Naturally, trust is important and it helps if you can feel comfortable with whoever you’re talking to. So talk to your family, your friends, ask them how they are feeling and express how you’re feeling by being as open and as honest as you can be. The chances are, the other person may feel similar to yourself especially if there’s been a death in the family. 

So even if the other person appears all smiles and as though they are ‘getting on with it’, are they? Or has that become their way of coping – by not talking about it and, therefore, not thinking about it? It’s hard to take stock, to be able to sit and reflect and to somehow let go of those emotional thoughts and feelings that have built up and ultimately created a blockage! 

Not only are the nights becoming longer but the end of 2020 isn’t so far away and with that comes many celebrations; Christmas, Diwali, Hanukkah, Yule, Thanksgiving, all of which are cultural and religious celebrations that see family gatherings. This time last year did look different – no restrictions in place and deaths of a loved one are bound to be felt this year and this is enough to trigger the traumas, especially if it’s something that has kept building up. 

Of course, everyone is different and people do deal with their own things and in their own time and certainly, talking isn’t going to be the miracle cure. It isn’t going to change those traumatic events which have already taken place but a problem shared is a problem halved and when things are out in the open, there is a positive chemical reaction deep within.

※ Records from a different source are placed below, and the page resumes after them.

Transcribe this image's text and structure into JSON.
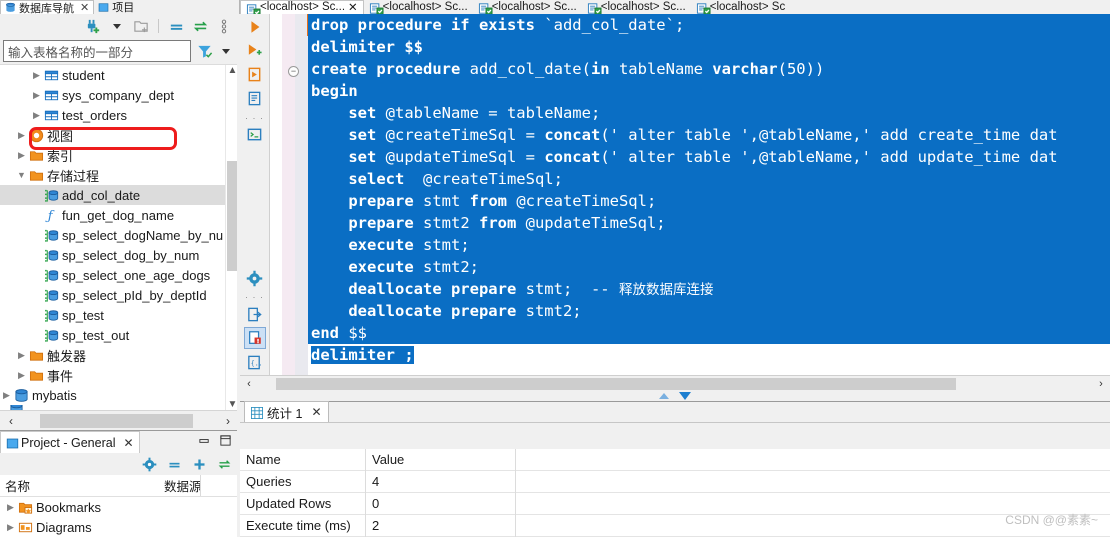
{
  "window": {
    "watermark": "CSDN @@素素~"
  },
  "db_navigator": {
    "tabs": [
      {
        "label": "数据库导航",
        "icon": "database-navigator-icon",
        "active": true,
        "closable": true
      },
      {
        "label": "项目",
        "icon": "project-icon",
        "active": false,
        "closable": false
      }
    ],
    "toolbar": [
      {
        "name": "new-connection-icon",
        "glyph": "plug-plus"
      },
      {
        "name": "dropdown-arrow-icon",
        "glyph": "caret-down"
      },
      {
        "name": "new-folder-icon",
        "glyph": "folder-plus"
      },
      {
        "name": "collapse-all-icon",
        "glyph": "minus-bars"
      },
      {
        "name": "refresh-icon",
        "glyph": "swap-arrows"
      },
      {
        "name": "view-menu-icon",
        "glyph": "vertical-dots"
      }
    ],
    "filter": {
      "placeholder": "输入表格名称的一部分",
      "value": "",
      "filter_icon": "funnel-icon",
      "dropdown_icon": "caret-down-icon"
    },
    "tree": [
      {
        "label": "student",
        "indent": 3,
        "arrow": "closed",
        "icon": "table-icon",
        "selected": false
      },
      {
        "label": "sys_company_dept",
        "indent": 3,
        "arrow": "closed",
        "icon": "table-icon",
        "selected": false
      },
      {
        "label": "test_orders",
        "indent": 3,
        "arrow": "closed",
        "icon": "table-icon",
        "selected": false
      },
      {
        "label": "视图",
        "indent": 2,
        "arrow": "closed",
        "icon": "view-icon",
        "selected": false
      },
      {
        "label": "索引",
        "indent": 2,
        "arrow": "closed",
        "icon": "folder-icon",
        "selected": false
      },
      {
        "label": "存储过程",
        "indent": 2,
        "arrow": "open",
        "icon": "folder-icon",
        "selected": false
      },
      {
        "label": "add_col_date",
        "indent": 3,
        "arrow": "none",
        "icon": "procedure-icon",
        "selected": true
      },
      {
        "label": "fun_get_dog_name",
        "indent": 3,
        "arrow": "none",
        "icon": "function-icon",
        "selected": false
      },
      {
        "label": "sp_select_dogName_by_nu",
        "indent": 3,
        "arrow": "none",
        "icon": "procedure-icon",
        "selected": false
      },
      {
        "label": "sp_select_dog_by_num",
        "indent": 3,
        "arrow": "none",
        "icon": "procedure-icon",
        "selected": false
      },
      {
        "label": "sp_select_one_age_dogs",
        "indent": 3,
        "arrow": "none",
        "icon": "procedure-icon",
        "selected": false
      },
      {
        "label": "sp_select_pId_by_deptId",
        "indent": 3,
        "arrow": "none",
        "icon": "procedure-icon",
        "selected": false
      },
      {
        "label": "sp_test",
        "indent": 3,
        "arrow": "none",
        "icon": "procedure-icon",
        "selected": false
      },
      {
        "label": "sp_test_out",
        "indent": 3,
        "arrow": "none",
        "icon": "procedure-icon",
        "selected": false
      },
      {
        "label": "触发器",
        "indent": 2,
        "arrow": "closed",
        "icon": "folder-icon",
        "selected": false
      },
      {
        "label": "事件",
        "indent": 2,
        "arrow": "closed",
        "icon": "folder-icon",
        "selected": false
      },
      {
        "label": "mybatis",
        "indent": 1,
        "arrow": "closed",
        "icon": "database-icon",
        "selected": false
      }
    ]
  },
  "project_panel": {
    "tab": {
      "label": "Project - General",
      "icon": "project-icon",
      "closable": true
    },
    "window_buttons": [
      {
        "name": "minimize-button",
        "glyph": "minimize"
      },
      {
        "name": "maximize-button",
        "glyph": "maximize"
      }
    ],
    "toolbar": [
      {
        "name": "settings-gear-icon",
        "glyph": "gear"
      },
      {
        "name": "collapse-all-icon",
        "glyph": "minus-bars"
      },
      {
        "name": "add-icon",
        "glyph": "plus"
      },
      {
        "name": "refresh-icon",
        "glyph": "swap-arrows"
      }
    ],
    "columns": [
      "名称",
      "数据源"
    ],
    "rows": [
      {
        "label": "Bookmarks",
        "arrow": "closed",
        "icon": "bookmarks-folder-icon"
      },
      {
        "label": "Diagrams",
        "arrow": "closed",
        "icon": "diagrams-icon"
      }
    ]
  },
  "editor": {
    "tabs": [
      {
        "label": "<localhost> Sc...",
        "icon": "sql-editor-icon",
        "active": true,
        "closable": true
      },
      {
        "label": "<localhost> Sc...",
        "icon": "sql-editor-icon",
        "active": false,
        "closable": false
      },
      {
        "label": "<localhost> Sc...",
        "icon": "sql-editor-icon",
        "active": false,
        "closable": false
      },
      {
        "label": "<localhost> Sc...",
        "icon": "sql-editor-icon",
        "active": false,
        "closable": false
      },
      {
        "label": "<localhost> Sc",
        "icon": "sql-editor-icon",
        "active": false,
        "closable": false
      }
    ],
    "vertical_toolbar": [
      {
        "name": "execute-statement-icon",
        "glyph": "play"
      },
      {
        "name": "execute-script-icon",
        "glyph": "play-plus"
      },
      {
        "name": "execute-in-new-tab-icon",
        "glyph": "play-doc"
      },
      {
        "name": "explain-plan-icon",
        "glyph": "doc-lines"
      },
      {
        "name": "toolbar-separator",
        "glyph": "dots"
      },
      {
        "name": "open-console-icon",
        "glyph": "terminal"
      },
      {
        "name": "settings-gear-icon",
        "glyph": "gear"
      },
      {
        "name": "toolbar-separator-2",
        "glyph": "dots"
      },
      {
        "name": "export-data-icon",
        "glyph": "doc-arrow"
      },
      {
        "name": "sql-error-doc-icon",
        "glyph": "doc-error"
      },
      {
        "name": "script-doc-icon",
        "glyph": "doc-brace"
      }
    ],
    "selection_color": "#0a6ec4",
    "lines": [
      {
        "n": 1,
        "selected": true,
        "tokens": [
          {
            "t": "drop procedure if exists ",
            "k": true
          },
          {
            "t": "`add_col_date`;",
            "k": false
          }
        ]
      },
      {
        "n": 2,
        "selected": true,
        "tokens": [
          {
            "t": "delimiter $$",
            "k": true
          }
        ]
      },
      {
        "n": 3,
        "selected": true,
        "tokens": [
          {
            "t": "create procedure ",
            "k": true
          },
          {
            "t": "add_col_date(",
            "k": false
          },
          {
            "t": "in",
            "k": true
          },
          {
            "t": " tableName ",
            "k": false
          },
          {
            "t": "varchar",
            "k": true
          },
          {
            "t": "(50))",
            "k": false
          }
        ]
      },
      {
        "n": 4,
        "selected": true,
        "tokens": [
          {
            "t": "begin",
            "k": true
          }
        ]
      },
      {
        "n": 5,
        "selected": true,
        "tokens": [
          {
            "t": "    set",
            "k": true
          },
          {
            "t": " @tableName = tableName;",
            "k": false
          }
        ]
      },
      {
        "n": 6,
        "selected": true,
        "tokens": [
          {
            "t": "    set",
            "k": true
          },
          {
            "t": " @createTimeSql = ",
            "k": false
          },
          {
            "t": "concat",
            "k": true
          },
          {
            "t": "(' alter table ',@tableName,' add create_time dat",
            "k": false
          }
        ]
      },
      {
        "n": 7,
        "selected": true,
        "tokens": [
          {
            "t": "    set",
            "k": true
          },
          {
            "t": " @updateTimeSql = ",
            "k": false
          },
          {
            "t": "concat",
            "k": true
          },
          {
            "t": "(' alter table ',@tableName,' add update_time dat",
            "k": false
          }
        ]
      },
      {
        "n": 8,
        "selected": true,
        "tokens": [
          {
            "t": "    select",
            "k": true
          },
          {
            "t": "  @createTimeSql;",
            "k": false
          }
        ]
      },
      {
        "n": 9,
        "selected": true,
        "tokens": [
          {
            "t": "    prepare",
            "k": true
          },
          {
            "t": " stmt ",
            "k": false
          },
          {
            "t": "from",
            "k": true
          },
          {
            "t": " @createTimeSql;",
            "k": false
          }
        ]
      },
      {
        "n": 10,
        "selected": true,
        "tokens": [
          {
            "t": "    prepare",
            "k": true
          },
          {
            "t": " stmt2 ",
            "k": false
          },
          {
            "t": "from",
            "k": true
          },
          {
            "t": " @updateTimeSql;",
            "k": false
          }
        ]
      },
      {
        "n": 11,
        "selected": true,
        "tokens": [
          {
            "t": "    execute",
            "k": true
          },
          {
            "t": " stmt;",
            "k": false
          }
        ]
      },
      {
        "n": 12,
        "selected": true,
        "tokens": [
          {
            "t": "    execute",
            "k": true
          },
          {
            "t": " stmt2;",
            "k": false
          }
        ]
      },
      {
        "n": 13,
        "selected": true,
        "tokens": [
          {
            "t": "    deallocate prepare",
            "k": true
          },
          {
            "t": " stmt;  -- ",
            "k": false
          },
          {
            "t": "释放数据库连接",
            "k": false,
            "c": true
          }
        ]
      },
      {
        "n": 14,
        "selected": true,
        "tokens": [
          {
            "t": "    deallocate prepare",
            "k": true
          },
          {
            "t": " stmt2;",
            "k": false
          }
        ]
      },
      {
        "n": 15,
        "selected": true,
        "tokens": [
          {
            "t": "end ",
            "k": true
          },
          {
            "t": "$$",
            "k": false
          }
        ]
      },
      {
        "n": 16,
        "selected": "partial",
        "tokens": [
          {
            "t": "delimiter ;",
            "k": true
          }
        ]
      }
    ]
  },
  "results": {
    "tab": {
      "label": "统计 1",
      "icon": "grid-icon",
      "closable": true
    },
    "columns": [
      "Name",
      "Value"
    ],
    "rows": [
      {
        "name": "Queries",
        "value": "4"
      },
      {
        "name": "Updated Rows",
        "value": "0"
      },
      {
        "name": "Execute time (ms)",
        "value": "2"
      }
    ]
  }
}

Talking isn’t easy. In truth, it can be one of the hardest things you’ll ever do because no-one enjoys feeling vulnerable and that’s one of the feelings you may find. I certainly did and at times, still do. I’m sure no-one wants to feel a lack of control either as you may find yourself questioning: ‘Have I said too much or too little?’ But it is worth it!

Through those uncomfortable feelings and those long pauses and silences, after you’ve dared to say how heavy your head feels or how much your heart is breaking, it is vital you find those moments where you can talk. Sometimes, talking can take ‘several talks’ while other times, just that one outpour can be enough to clear the debris and somehow make some sense of those intense thoughts and feelings.  

By opening up, not only can this help you to reconnect with your loved ones but it’s also good for you, your body and your mental state. 
 
Who to talk to 
If you really can’t open up to your family, your friends then you’re not alone. So take the opportunity to ring the many organisations that are out there and encouraging EVERYONE to talk. There’s nothing wrong with seeking counselling, and Guide-Line – the telephone service that Mind in Bradford runs – is a place you can call to offload. 

After the difficulty of these last few months and the uncertainty of how the land lies now and in the following months then it’s going to be understandable for people to feel unsure and worried. So you’re not alone with these thoughts and feelings, Guide-Line has extended its times for access. So please give them a ring! 

The person you speak to will be trained and very respectful of you and your confidentiality. It’s not only about supportive listening and encouraging you to talk but they are also able to recommend the many strategies there are for you to try which you may well find both encouraging and beneficial. 

And as this year’s World Mental Health Day is aimed at having ‘greater investment and greater access’ then remember mental health does not discriminate. No-one is exempt from suffering. People of all ages should be able to access help and support with anything they’re struggling with when it comes to mental health.